One point touched on above is that you learn as you go in science and sometimes what you learn in one area moulds your thinking in another even if that is not obvious from the resulting publications nor the original direction you intended to go in. Two examples of that are that in the past year or so we’ve reported two papers detailing dinitrogen reduction and conversion to ammonia at titanium in “Catalytic Dinitrogen Reduction to Ammonia at a Triamidoamine-Titanium Complex” and “Bimetallic Cooperative Cleavage of Dinitrogen to Nitride and Tandem Frustrated Lewis Pair Hydrogenation to Ammonia” in Angewandte Chemie. Apart from the use of a Tren ligand, variants of which underpin a lot of our chemistry, there isn’t an obvious link from uranium-element multiple bonds to titanium-mediated dinitrogen reduction to ammonia! But lots of lessons learned along the way in the former helped us develop the latter. Things can come full circle too, so the dinitrogen reduction has got us thinking about things back with uranium, and so the story develops.

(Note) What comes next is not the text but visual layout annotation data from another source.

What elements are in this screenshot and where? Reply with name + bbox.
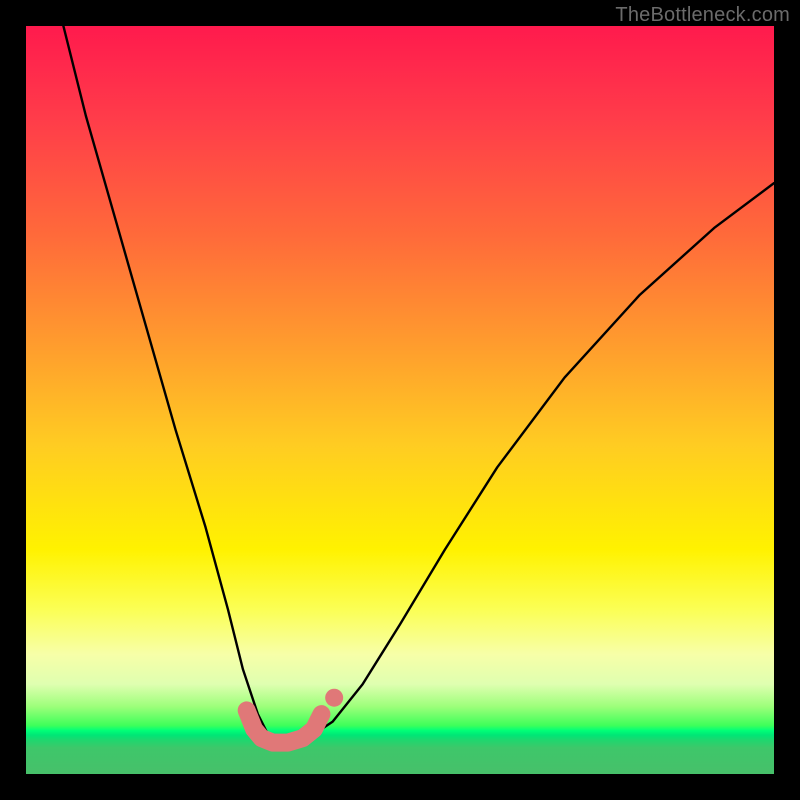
- chart-svg: [26, 26, 774, 774]
- series-optimal-end-marker: [325, 689, 343, 707]
- watermark-text: TheBottleneck.com: [615, 4, 790, 27]
- chart-plot-area: [26, 26, 774, 774]
- chart-frame: TheBottleneck.com: [0, 0, 800, 800]
- series-optimal-band: [247, 710, 322, 742]
- series-bottleneck-curve: [63, 26, 774, 744]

So, a decade later after a chance meeting we have a prosperous collaboration and friendship with colleagues at Regensburg. Some of us have visited Regensburg and Gábor has visited our group to do some synthesis at our end, not to mention the joint papers that have emerged from our two labs in different countries working together towards common goals. Never has the spirit of collaboration across borders been so important, and we hope that this can continue to be the case in the future.

So where next? Well, the Scheer group continue to make novel and unusual compounds that beg to be introduced to uranium, and as alluded to above stepping into transuranic chemistry is something we’ve done already, and hopefully we’ll see the fruits of that work published in the months to come - so watch this space!